The R-8 is equipped with Feel Patches that introduce variable changes in velocity, pitch, and other parameters to sequences, aiming to replicate the natural fluctuations of human playing. This function enhances the realism of the drum tracks produced by the R-8. It also features eight individual outputs, stereo outputs, and a headphone jack. It includes MIDI In, Out, and Thru ports, as well as FSK tape sync in and out, supporting synchronization with other devices and recording systems.

== Variants ==
The R-8M, a rackmount variant of the R-8 also introduced in 1989, omits the trigger pads and sequencer found in the desktop model. It features three front-facing ROM card slots, six individual outputs, and is designed to integrate with MIDI sequencers. Unlike the R-8, it lacks built-in pattern and song-recording capabilities, appealing to users who manage rhythm programming externally. The device includes a backlit LCD for navigation and editing.

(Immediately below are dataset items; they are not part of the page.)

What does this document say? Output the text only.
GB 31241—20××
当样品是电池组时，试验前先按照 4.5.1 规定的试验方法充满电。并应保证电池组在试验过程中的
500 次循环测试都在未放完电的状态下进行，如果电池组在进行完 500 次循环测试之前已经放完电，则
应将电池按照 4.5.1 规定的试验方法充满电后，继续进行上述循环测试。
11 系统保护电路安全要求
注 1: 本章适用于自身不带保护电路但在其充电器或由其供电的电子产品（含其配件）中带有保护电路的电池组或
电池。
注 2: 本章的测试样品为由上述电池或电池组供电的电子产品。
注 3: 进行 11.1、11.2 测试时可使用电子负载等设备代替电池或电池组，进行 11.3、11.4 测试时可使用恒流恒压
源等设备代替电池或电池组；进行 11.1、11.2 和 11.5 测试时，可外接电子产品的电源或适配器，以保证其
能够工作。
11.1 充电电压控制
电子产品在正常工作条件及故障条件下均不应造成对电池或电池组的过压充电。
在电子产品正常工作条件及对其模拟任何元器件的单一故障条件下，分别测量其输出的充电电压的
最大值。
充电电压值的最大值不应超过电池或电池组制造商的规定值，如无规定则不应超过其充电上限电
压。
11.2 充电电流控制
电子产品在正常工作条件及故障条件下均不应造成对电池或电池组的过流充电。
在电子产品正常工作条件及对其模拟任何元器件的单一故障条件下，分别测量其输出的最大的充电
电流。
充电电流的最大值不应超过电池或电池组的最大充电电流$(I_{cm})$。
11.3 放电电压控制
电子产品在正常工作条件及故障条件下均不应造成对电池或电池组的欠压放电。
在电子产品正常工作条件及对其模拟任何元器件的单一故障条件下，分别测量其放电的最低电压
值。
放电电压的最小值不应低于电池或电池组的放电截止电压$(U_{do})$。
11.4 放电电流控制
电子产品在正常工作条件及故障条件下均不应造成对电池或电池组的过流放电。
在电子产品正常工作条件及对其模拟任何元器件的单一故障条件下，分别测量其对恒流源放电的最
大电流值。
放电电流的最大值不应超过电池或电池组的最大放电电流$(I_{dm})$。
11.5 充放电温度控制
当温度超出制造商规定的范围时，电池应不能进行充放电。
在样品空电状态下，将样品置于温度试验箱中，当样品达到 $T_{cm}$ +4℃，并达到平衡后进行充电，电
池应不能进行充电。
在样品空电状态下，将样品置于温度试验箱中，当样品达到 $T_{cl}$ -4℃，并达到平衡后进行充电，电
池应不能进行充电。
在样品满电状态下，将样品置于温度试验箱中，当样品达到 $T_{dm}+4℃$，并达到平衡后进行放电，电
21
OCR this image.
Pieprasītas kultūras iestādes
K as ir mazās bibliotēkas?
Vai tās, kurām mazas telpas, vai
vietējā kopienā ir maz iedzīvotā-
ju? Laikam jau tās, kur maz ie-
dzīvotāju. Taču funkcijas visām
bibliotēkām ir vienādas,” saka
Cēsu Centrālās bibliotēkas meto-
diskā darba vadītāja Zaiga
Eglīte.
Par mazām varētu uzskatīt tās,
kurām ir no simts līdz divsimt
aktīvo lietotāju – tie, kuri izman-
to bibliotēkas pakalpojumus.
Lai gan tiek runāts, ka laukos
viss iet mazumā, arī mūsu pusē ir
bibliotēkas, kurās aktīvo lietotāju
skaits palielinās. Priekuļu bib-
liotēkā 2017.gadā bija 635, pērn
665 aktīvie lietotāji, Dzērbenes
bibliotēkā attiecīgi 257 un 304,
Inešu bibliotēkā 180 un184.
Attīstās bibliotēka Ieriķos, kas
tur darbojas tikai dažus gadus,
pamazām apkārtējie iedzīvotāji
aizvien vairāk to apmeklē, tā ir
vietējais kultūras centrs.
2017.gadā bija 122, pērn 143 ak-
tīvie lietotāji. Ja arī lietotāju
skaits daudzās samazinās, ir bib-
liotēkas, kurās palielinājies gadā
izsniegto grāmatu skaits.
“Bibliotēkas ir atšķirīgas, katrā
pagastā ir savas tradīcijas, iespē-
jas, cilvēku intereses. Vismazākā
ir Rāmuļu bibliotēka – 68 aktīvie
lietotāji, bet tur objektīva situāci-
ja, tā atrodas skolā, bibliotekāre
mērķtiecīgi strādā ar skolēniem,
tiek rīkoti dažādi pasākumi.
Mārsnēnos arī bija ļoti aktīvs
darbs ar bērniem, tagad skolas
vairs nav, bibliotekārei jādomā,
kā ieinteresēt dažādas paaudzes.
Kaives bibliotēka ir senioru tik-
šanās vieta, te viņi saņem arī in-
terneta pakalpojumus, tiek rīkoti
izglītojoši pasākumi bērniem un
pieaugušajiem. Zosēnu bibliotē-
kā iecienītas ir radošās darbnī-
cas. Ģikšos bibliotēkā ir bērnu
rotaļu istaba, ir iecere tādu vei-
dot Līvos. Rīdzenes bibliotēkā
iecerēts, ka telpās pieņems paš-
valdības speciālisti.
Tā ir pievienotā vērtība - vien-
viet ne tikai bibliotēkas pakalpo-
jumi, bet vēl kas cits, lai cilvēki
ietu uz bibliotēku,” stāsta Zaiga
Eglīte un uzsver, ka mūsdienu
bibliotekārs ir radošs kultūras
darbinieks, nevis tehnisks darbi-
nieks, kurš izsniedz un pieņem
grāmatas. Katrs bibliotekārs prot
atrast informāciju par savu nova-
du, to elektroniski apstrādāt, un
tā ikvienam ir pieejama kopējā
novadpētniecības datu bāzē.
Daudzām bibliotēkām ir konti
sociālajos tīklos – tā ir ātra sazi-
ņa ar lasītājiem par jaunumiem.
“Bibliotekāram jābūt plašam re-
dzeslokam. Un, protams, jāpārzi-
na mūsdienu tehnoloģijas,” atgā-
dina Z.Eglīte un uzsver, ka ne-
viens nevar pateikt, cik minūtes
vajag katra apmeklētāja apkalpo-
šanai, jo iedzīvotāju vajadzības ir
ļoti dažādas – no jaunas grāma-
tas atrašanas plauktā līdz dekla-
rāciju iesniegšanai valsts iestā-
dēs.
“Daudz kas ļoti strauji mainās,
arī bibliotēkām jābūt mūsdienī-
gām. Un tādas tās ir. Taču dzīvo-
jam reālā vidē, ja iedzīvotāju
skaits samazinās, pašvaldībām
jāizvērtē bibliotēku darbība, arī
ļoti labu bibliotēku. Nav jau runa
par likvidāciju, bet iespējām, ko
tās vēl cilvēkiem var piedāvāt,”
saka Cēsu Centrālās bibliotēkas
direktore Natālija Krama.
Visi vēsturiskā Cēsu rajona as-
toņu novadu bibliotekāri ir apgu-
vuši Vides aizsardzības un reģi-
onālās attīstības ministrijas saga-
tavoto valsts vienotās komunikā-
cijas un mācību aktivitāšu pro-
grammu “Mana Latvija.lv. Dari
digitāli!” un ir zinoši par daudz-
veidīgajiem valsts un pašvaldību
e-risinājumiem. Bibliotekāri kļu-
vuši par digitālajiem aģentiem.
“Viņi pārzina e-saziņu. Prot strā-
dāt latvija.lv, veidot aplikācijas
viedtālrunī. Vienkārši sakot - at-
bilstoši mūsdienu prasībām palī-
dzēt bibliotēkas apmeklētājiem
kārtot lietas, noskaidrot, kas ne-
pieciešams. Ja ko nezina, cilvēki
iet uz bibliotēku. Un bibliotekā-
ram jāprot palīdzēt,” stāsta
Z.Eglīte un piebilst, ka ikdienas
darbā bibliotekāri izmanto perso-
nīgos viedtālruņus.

In 1992, Roland released a second version of the R-8 drum machine, the R-8 MKII. The MKII version offers enhancements to the original R-8 drum machine, including additional sounds, more pattern memories, and refined programming features. It retains essential characteristics such as adjustable sound parameters—Pitch, Decay, and Nuance—and comprehensive rhythm programming capabilities.

Roland also released a trimmed-down version of the R8 in the form of the Roland R-5, which had fewer sounds and features than the R-8

== Sound cards ==
Below are the cards developed by Roland compatible with the R-8, R-8 MKII, and R-8M models:
- Roland SN-R8-01 - Contemporary Percussion
- Roland SN-R8-02 - Jazz Brush
- Roland SN-R8-03 - Sound Effects
- Roland SN-R8-04 - Electronic
- Roland SN-R8-05 - Jazz
- Roland SN-R8-06 - Ethnic Percussion
- Roland SN-R8-07 - Mallet
- Roland SN-R8-08 - Dry
- Roland SN-R8-09 - Power Drums U.S.A.